Answer: They figured out what it wasn't. They said it wasn't plague, it wasn't typhoid; they listed a number of things that they had suspected. All they're saying now is that it is an influenza-type disease and that many of the deaths might have been caused by secondary infections resulting from the initial disease. I don't think they have anything more specific on it.
Question: Can you specify a bit more what was discussed this morning in the talks between Portugal and Indonesia this morning?
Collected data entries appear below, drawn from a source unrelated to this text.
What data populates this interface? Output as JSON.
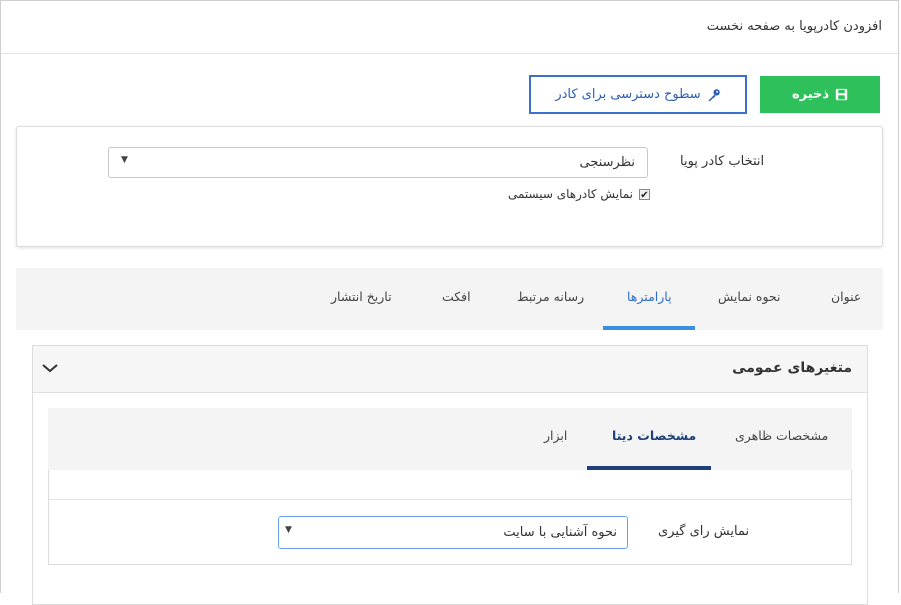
{
  "header": {
    "title": "افزودن کادرپویا به صفحه نخست"
  },
  "toolbar": {
    "save_label": "ذخیره",
    "access_label": "سطوح دسترسی برای کادر",
    "save_color": "#2ec05a",
    "access_border_color": "#3b6fd0"
  },
  "selector": {
    "label": "انتخاب کادر پویا",
    "value": "نظرسنجی",
    "show_system_label": "نمایش کادرهای سیستمی",
    "show_system_checked": true
  },
  "main_tabs": [
    {
      "label": "عنوان",
      "active": false
    },
    {
      "label": "نحوه نمایش",
      "active": false
    },
    {
      "label": "پارامترها",
      "active": true
    },
    {
      "label": "رسانه مرتبط",
      "active": false
    },
    {
      "label": "افکت",
      "active": false
    },
    {
      "label": "تاریخ انتشار",
      "active": false
    }
  ],
  "panel": {
    "title": "متغیرهای عمومی",
    "sub_tabs": [
      {
        "label": "مشخصات ظاهری",
        "active": false
      },
      {
        "label": "مشخصات دیتا",
        "active": true
      },
      {
        "label": "ابزار",
        "active": false
      }
    ],
    "field": {
      "label": "نمایش رای گیری",
      "value": "نحوه آشنایی با سایت"
    }
  },
  "icons": {
    "save": "floppy-disk-icon",
    "access": "key-icon",
    "chevron": "chevron-down-icon",
    "caret": "caret-down-icon"
  }
}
Answer: No I can't. On Ambassador Marker's meeting with the Indonesian Foreign Minister, he's not yet briefed the Secretary-General so he didn't want to tell us anything that went on at that meeting, which I think was a breakfast meeting.
On the other meetings of this morning, we have no read-outs so we've asked Ambassador Marker when he might speak to you and he said he doesn't think he'll be able to brief you today. He is considering some sort of briefing or press conference tomorrow when the talks are over. So unless you can tackle him in the hallways, I don't think you'll be getting anything officially from him today.
Question: You said that they talked in the hotel; was it the hotel in which the Indonesian delegation is staying or the hotel in which Mr. Marker is staying?
Answer: I don't know specifically; my impression was that he went to the hotel where the Indonesian Foreign Minister is staying. We'll have to double-check that for you.